I am trying to solve the following problem from project euler (please take a look at description and the example in the link, but here is the short explanation).
in the matrix, find the minimal path sum from the top left to the bottom right, by moving left, right, up, and down
Right after I looked at the problem, the obvious solution which came to mind is to create a graph from the matrix and then use Dijkstra to find the shortest path.
To construct a graph from a N*M
matrix, for every (i, j)
element I create a vertex i * N + j
and connect it to any other vertex (to which it is possible to connect with UP, RIGHT, DOWN, LEFT) and the edge will be the value of the element I am connecting to in the matrix. After that I create 2 other vertices -1
connected to vertex 0
and -2
connected to N*M - 1
which will be my start and end vertices (both connection have 0 cost).
After this I am doing Dijkstra to find shortest path cost from -1
to -2
. My Dijkstra implementation uses priority queue and looks this way:
func dijkstraCost(graph map[int]map[int]int, start, end int) int{
if start == end{
return 0
}
frontier := make(PriorityQueue, 1)
frontier[0] = &Item{value: start, priority: 0, index: 0}
visited := map[int]bool{}
heap.Init(&frontier)
for frontier.Len() > 0 {
element := heap.Pop(&frontier).(*Item)
vertex, cost := element.value, element.priority
visited[vertex] = true
neighbors := graph[vertex]
for vertex_new, cost_new := range(neighbors){
if !visited[vertex_new]{
if vertex_new == end{
return cost + cost_new
}
heap.Push(&frontier, &Item{
value: vertex_new,
priority: cost + cost_new,
})
}
}
}
return -1
}
where Priority Queue implementation is taken from heap container (example PriorityQueue) with one minor modification:
func (pq PriorityQueue) Less(i, j int) bool {
return pq[i].priority > pq[j].priority // changed to <
}
The graph that I am providing to the function looks like:
map[13:map[8:965 18:121 12:746 14:111] 16:map[11:803 21:732 15:537 17:497] 3:map[8:965 2:234 4:18] 4:map[9:150 3:103] 22:map[17:497 21:732 23:37] -1:map[0:131] 17:map[16:699 18:121 12:746 22:524] 1:map[6:96 0:131 2:234] 9:map[4:18 14:111 8:965] 11:map[6:96 16:699 10:630 12:746] 19:map[14:111 24:331 18:121] 24:map[23:37 -2:0 19:956] 2:map[3:103 7:342 1:673] 15:map[10:630 20:805 16:699] 18:map[13:422 23:37 17:497 19:956] 10:map[5:201 15:537 11:803] 14:map[19:956 13:422 9:150] 0:map[5:201 1:673] 6:map[5:201 7:342 1:673 11:803] 8:map[9:150 3:103 13:422 7:342] -2:map[] 12:map[7:342 17:497 11:803 13:422] 20:map[15:537 21:732] 21:map[16:699 20:805 22:524] 5:map[0:131 10:630 6:96] 23:map[18:121 22:524 24:331] 7:map[2:234 12:746 6:96 8:965]]

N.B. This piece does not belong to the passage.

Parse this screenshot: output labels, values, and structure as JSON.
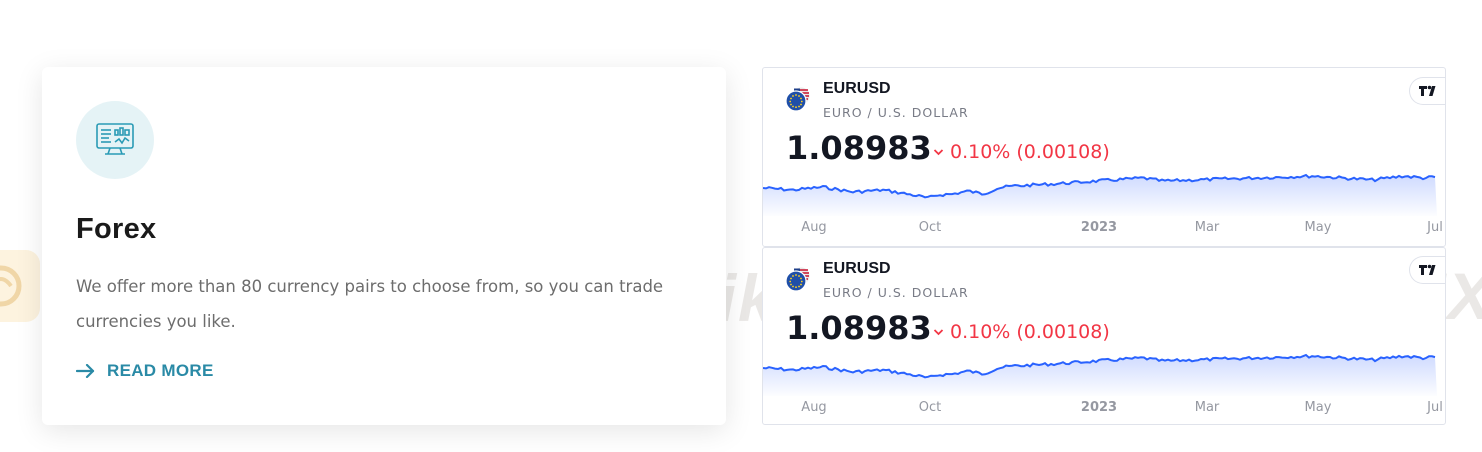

This works correctly but the problem is that it is considered inefficient (judging by Hackerrank version of the problem). It should run find the value of the best solution for 700x700
matrix in less than 4 seconds, whereas my solution takes 10 seconds.
I thought that I am doing something wrong in go, so I reimplemented the same solution in python (where it took approximately 70 seconds for 700x700 matrix)
My question is: Am I using the right approach to find the best solution in a matrix. If so what am I doing wrong with my implementation?
P.S. I have full go and python solution, just thought that even without them the question is too long.